The INDIVIDUALIST

A Wiki about biochemical individuality

Serology

Description

See also: Antibody, immunoglobulins

  • Secreted as dimer, with J (joining) chain between mononer substituents
  • Most important secretory antibody, capable of passing across epithelial cell layers (transcytosis)
  • Secreted in mother's milk to child
  • Huge amounts are secreted in the GI tract each day (~10g per day)
  • sIgA-secreting plasma B cells interact with poly-Ig receptors on basalateral surfaces of mucosal cells, especially those close to the GI tract lumen

IgA represents about 15% to 20% of immunoglobulins in the blood, although it is primarily secreted across the mucosal tract into the stomach and intestines. It is also found in maternal milk, tears and saliva. This immunoglobulin helps to fight against pathogens that contact the body surface, are ingested, or are inhaled. It does not activate complement, and opsonises only weakly. Its heavy chains are of the type α. It exists in two forms, IgA1 (90%) and IgA2 (10%) that differ in the structure. IgA1 is composed like other proteins, however in IgA2 the heavy and light chains are not linked with disulfide but with noncovalent bonds. Though IgA2 is less in serum, it accounts for major secretory antibody.

The IgA found in secretions have a special form. They are dimeric molecules, linked by two additional chains. One of these is the J chain (from join), which is a polypeptide of molecular mass 1,5 kD, rich with cysteine and structurally completely different from other immunoglobulin chains. This chain is formed in the antibodies secreting cells. The dimeric form of IgA in the outer secretions has also a polypeptide of the same molecular mass (1,5 kD) that is called the secretory chain and is produced by the epithelial cells. It is also possible to find trimeric and even tetrameric IgA.

http://bioscreeninc.com/iga.gif

Decreased or absent IgA, termed selective IgA deficiency, can be a clinically significant immunodeficiency. Secretory IGA is typically depressed in non-secretors.

Discussion

The role of IgA is closely related to the potential for gut related health problems. Ig-A is most commonly used by the body to "soak up" allergic substances from the digestive tract. It is usually evenly distributed throughout the gut tissue except in specialized lymphoid areas where large amounts are manufactured and encapsulated. Lymphoid tissue is found in those areas where immune activity is constantly required, such as the appendix, tonsils and Peyer's Patches of the intestines, areas which routinely become inflamed. IgA has two major functions. The first is to cause bacteria and allergic substances to stick to the mucus membranes. The second is to turn on the alternative complement pathway to destroy them.

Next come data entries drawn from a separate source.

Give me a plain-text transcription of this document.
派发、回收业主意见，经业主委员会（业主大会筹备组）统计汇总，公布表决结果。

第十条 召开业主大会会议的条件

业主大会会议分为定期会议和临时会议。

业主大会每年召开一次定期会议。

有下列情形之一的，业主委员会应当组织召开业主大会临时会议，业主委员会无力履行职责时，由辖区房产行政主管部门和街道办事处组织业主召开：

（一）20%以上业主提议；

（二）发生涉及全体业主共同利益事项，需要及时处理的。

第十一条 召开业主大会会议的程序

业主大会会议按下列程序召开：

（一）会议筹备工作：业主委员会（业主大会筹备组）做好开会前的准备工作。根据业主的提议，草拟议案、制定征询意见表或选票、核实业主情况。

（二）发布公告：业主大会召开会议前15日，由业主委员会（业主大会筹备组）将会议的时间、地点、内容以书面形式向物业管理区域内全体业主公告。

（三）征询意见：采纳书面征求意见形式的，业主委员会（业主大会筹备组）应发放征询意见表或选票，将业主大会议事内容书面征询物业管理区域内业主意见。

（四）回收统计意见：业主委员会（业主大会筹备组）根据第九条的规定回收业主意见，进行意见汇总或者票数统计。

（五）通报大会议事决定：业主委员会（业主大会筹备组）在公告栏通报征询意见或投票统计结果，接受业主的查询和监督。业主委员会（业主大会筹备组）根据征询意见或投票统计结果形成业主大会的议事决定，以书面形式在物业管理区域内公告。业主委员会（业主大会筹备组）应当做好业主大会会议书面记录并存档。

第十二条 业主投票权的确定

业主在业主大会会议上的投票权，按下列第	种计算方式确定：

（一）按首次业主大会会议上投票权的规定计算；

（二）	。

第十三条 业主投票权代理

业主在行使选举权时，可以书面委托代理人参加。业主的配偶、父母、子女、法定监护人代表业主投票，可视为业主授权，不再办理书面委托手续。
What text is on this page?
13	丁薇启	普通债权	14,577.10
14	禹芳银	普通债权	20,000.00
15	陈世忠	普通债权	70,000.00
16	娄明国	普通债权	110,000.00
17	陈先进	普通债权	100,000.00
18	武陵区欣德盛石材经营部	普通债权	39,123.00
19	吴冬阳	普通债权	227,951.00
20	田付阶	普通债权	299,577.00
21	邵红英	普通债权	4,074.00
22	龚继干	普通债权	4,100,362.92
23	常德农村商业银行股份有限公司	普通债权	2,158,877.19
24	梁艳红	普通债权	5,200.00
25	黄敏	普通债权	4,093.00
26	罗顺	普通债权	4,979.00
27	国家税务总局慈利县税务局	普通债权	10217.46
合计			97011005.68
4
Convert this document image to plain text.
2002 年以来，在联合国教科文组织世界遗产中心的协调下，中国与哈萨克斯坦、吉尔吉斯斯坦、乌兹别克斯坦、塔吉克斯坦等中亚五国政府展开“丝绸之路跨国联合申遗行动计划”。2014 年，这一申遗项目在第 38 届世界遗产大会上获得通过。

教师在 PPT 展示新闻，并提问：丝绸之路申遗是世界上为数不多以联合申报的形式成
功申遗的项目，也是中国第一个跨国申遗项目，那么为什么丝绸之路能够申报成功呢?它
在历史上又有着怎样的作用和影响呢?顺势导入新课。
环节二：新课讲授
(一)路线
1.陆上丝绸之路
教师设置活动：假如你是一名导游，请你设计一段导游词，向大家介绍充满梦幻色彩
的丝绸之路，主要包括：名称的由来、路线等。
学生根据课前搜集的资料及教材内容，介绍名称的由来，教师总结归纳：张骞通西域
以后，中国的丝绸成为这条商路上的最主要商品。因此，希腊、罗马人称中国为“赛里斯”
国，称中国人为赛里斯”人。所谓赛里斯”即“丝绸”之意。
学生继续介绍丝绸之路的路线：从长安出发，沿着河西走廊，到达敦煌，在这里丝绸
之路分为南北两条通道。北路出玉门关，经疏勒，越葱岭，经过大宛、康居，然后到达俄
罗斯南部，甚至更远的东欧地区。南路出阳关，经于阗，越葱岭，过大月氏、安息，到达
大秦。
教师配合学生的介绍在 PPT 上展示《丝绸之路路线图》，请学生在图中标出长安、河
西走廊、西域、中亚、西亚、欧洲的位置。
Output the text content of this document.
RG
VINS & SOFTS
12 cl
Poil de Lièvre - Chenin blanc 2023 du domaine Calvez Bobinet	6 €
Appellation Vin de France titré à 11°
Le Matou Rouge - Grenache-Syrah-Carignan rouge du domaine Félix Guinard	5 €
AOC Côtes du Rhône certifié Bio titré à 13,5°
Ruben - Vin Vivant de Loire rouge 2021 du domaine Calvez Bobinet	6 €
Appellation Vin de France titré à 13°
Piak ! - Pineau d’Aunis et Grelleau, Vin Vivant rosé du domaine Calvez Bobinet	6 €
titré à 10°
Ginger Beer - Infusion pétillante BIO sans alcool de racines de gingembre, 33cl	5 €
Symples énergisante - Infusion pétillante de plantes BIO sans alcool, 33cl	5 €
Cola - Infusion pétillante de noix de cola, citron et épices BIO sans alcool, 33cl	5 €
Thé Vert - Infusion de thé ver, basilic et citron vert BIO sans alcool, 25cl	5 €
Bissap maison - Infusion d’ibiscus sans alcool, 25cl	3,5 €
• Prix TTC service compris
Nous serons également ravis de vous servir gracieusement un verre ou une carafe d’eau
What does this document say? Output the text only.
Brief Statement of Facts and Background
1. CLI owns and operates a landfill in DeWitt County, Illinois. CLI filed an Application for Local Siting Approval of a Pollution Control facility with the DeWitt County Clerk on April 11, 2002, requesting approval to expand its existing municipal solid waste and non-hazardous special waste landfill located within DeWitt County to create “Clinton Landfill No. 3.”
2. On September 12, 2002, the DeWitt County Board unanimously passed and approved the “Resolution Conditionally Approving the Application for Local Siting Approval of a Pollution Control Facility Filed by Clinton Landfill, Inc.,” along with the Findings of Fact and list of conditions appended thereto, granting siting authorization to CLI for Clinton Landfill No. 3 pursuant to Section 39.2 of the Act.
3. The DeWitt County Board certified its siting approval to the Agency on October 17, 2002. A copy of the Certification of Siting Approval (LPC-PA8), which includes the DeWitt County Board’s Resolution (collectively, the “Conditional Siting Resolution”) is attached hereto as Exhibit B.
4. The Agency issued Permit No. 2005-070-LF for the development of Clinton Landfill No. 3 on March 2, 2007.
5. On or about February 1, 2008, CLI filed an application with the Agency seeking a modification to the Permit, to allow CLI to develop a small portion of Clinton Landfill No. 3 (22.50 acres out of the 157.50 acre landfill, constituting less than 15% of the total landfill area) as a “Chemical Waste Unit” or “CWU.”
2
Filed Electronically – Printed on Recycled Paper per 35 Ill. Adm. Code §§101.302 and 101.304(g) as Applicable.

Improper function or secretion of IgA has been implicated in a variety of immune complex disorders including systemic lupus erythematosis and phlebitis.

IgA is often found with gut mucus, usually with one end of the immunoglobulin tailored to adhere to and anchor with the mucus lining and the other, "business end" of the molecule projecting out into the gut ready for immune reactions if necessary. Calculations suggest that up to 50g of IgA may be synthesized by the gut daily, a mass equivalent to the immunoglobulin producing tissue of the spleen. Most B lymphocytes at the external mucosa are dedicated to IgA synthesis and form a recirculating pool of cells that home preferentially back to mucosal sites. Antigens present in the small intestine are sampled by a special type of cell, called an [M cell]?, located over each Peyer's patch and bordering on the intestinal lumen. The antigens are transferred to an environment of immune cells, accessory antigen presenting cells, and regulatory T cells within the patch.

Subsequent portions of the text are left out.